Extrait du bloc-notes de Bernard-Henri Lévy dans Le Point intitulé ” Qu’est-ce que le populisme ? (A suivre)”. Pour l’écrivain, le populisme, “chose bouffie, nationaliste et anti-élites, prélude à la haine et à l’exclusion, est la maladie des démocraties en panique”.
Le populisme est une propédeutique de la haine, de l’exclusion et, au bout du compte, du racisme
Le populisme pose (premier théorème) : le peuple sait ce qu’il veut. Puis (second théorème) : il a, quand il veut, toujours raison. Mais encore faut-il (postulat) que ce soit lui, vraiment, qui veuille. Et encore faut-il (corollaire) que rien n’entrave ce juste vouloir.

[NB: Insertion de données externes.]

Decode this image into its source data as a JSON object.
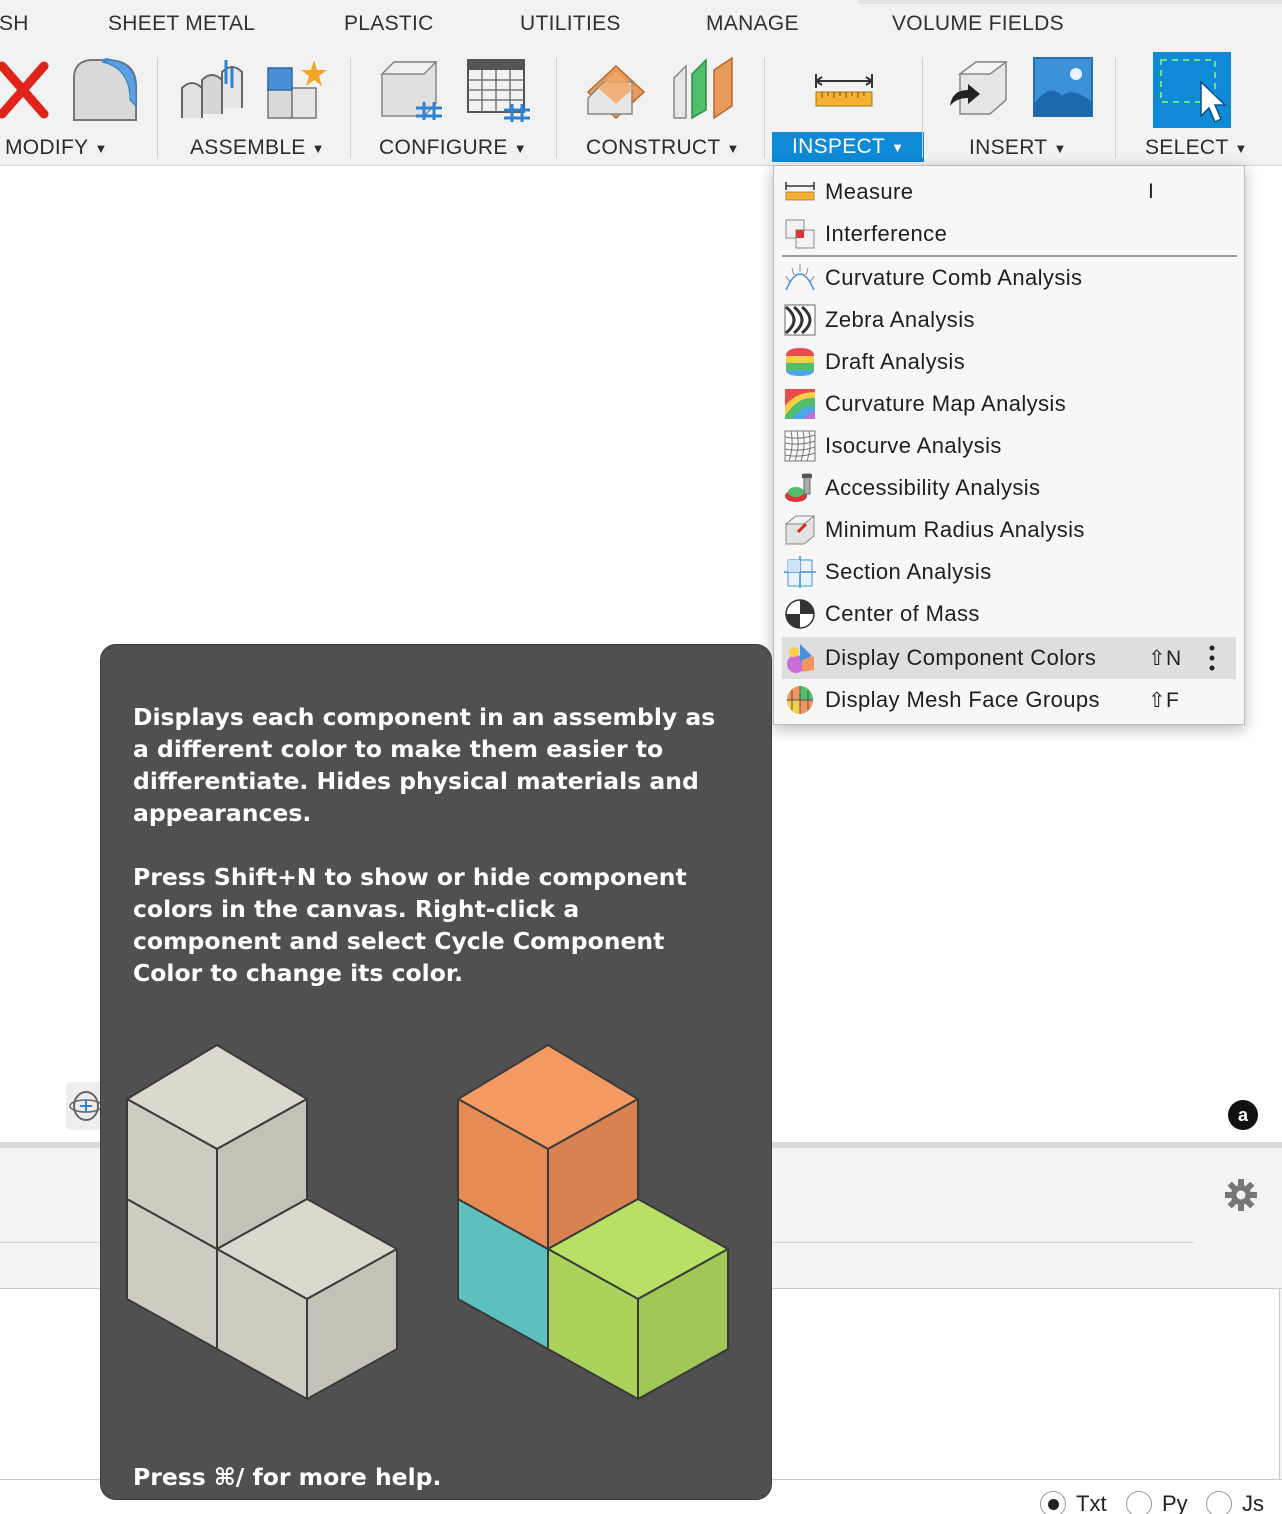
{
  "tabs": [
    "SH",
    "SHEET METAL",
    "PLASTIC",
    "UTILITIES",
    "MANAGE",
    "VOLUME FIELDS"
  ],
  "toolbar": {
    "groups": [
      "MODIFY",
      "ASSEMBLE",
      "CONFIGURE",
      "CONSTRUCT",
      "INSPECT",
      "INSERT",
      "SELECT"
    ],
    "active_group": "INSPECT",
    "accent_color": "#0e8ad6"
  },
  "inspect_menu": {
    "items": [
      {
        "label": "Measure",
        "shortcut": "I",
        "icon": "ruler-icon"
      },
      {
        "label": "Interference",
        "shortcut": "",
        "icon": "interference-icon"
      },
      {
        "label": "Curvature Comb Analysis",
        "shortcut": "",
        "icon": "curvature-comb-icon"
      },
      {
        "label": "Zebra Analysis",
        "shortcut": "",
        "icon": "zebra-icon"
      },
      {
        "label": "Draft Analysis",
        "shortcut": "",
        "icon": "draft-icon"
      },
      {
        "label": "Curvature Map Analysis",
        "shortcut": "",
        "icon": "curvature-map-icon"
      },
      {
        "label": "Isocurve Analysis",
        "shortcut": "",
        "icon": "isocurve-icon"
      },
      {
        "label": "Accessibility Analysis",
        "shortcut": "",
        "icon": "accessibility-icon"
      },
      {
        "label": "Minimum Radius Analysis",
        "shortcut": "",
        "icon": "minimum-radius-icon"
      },
      {
        "label": "Section Analysis",
        "shortcut": "",
        "icon": "section-icon"
      },
      {
        "label": "Center of Mass",
        "shortcut": "",
        "icon": "center-of-mass-icon"
      },
      {
        "label": "Display Component Colors",
        "shortcut": "⇧N",
        "icon": "component-colors-icon"
      },
      {
        "label": "Display Mesh Face Groups",
        "shortcut": "⇧F",
        "icon": "mesh-face-groups-icon"
      }
    ],
    "highlighted": "Display Component Colors"
  },
  "tooltip": {
    "paragraph1": "Displays each component in an assembly as a different color to make them easier to differentiate. Hides physical materials and appearances.",
    "paragraph2": "Press Shift+N to show or hide component colors in the canvas. Right-click a component and select Cycle Component Color to change its color.",
    "footer": "Press ⌘/ for more help.",
    "cube_colors": {
      "neutral": "#d6d2c8",
      "orange": "#f0955f",
      "teal": "#5cc0bd",
      "green": "#b3dd5f"
    }
  },
  "bottom_panel": {
    "radio_options": [
      "Txt",
      "Py",
      "Js"
    ],
    "selected_radio": "Txt"
  }
}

Le populisme, en d’autres termes, dit à la fois : confiance illimitée dans les ressources et le génie du peuple. Et : méfiance à l’endroit de tout ce qui pourrait traduire, dénaturer, différer la juste expression de ce peuple qui, laissé à lui-même, libre d’entrave, vise et voit naturellement juste.
Traduire ? Les intellectuels, les élites. Et c’est pourquoi le populisme est, toujours, un anti-intellectualisme, une réaction anti-élites.

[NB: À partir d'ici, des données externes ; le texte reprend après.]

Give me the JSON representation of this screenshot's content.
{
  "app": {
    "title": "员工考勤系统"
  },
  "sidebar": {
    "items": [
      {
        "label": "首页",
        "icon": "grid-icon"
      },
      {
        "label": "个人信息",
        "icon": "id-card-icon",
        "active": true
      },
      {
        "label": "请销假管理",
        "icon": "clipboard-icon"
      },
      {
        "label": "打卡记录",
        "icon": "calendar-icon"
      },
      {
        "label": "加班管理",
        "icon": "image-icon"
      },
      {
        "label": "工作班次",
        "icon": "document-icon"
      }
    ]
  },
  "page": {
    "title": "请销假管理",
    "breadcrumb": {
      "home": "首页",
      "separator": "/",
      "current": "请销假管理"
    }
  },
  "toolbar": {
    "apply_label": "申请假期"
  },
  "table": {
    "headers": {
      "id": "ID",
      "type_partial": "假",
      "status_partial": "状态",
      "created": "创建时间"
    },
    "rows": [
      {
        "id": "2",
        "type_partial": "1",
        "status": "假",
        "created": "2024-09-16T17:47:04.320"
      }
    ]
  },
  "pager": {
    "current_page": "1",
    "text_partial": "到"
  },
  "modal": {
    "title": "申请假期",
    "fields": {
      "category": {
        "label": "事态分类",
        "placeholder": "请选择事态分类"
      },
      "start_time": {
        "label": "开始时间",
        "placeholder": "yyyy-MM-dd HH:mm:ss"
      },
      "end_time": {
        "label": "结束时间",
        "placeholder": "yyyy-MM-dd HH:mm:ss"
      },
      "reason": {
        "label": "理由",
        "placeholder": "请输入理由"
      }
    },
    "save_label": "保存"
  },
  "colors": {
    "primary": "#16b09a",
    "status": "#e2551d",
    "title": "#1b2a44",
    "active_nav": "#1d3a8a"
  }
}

Dénaturer ? La mauvaise langue. La langue de bois. Et c’est pourquoi, de Tsipras à Le Pen, de Trump à Mélenchon, le populisme en appelle toujours à la langue vive contre la langue vide, à la langue crue, truculente, contre la langue supposée morte, écrasée par les tabous, du politiquement correct. […]
Ah, songe le populiste, si l’on pouvait, une bonne fois, remplacer l’élection par les sondages !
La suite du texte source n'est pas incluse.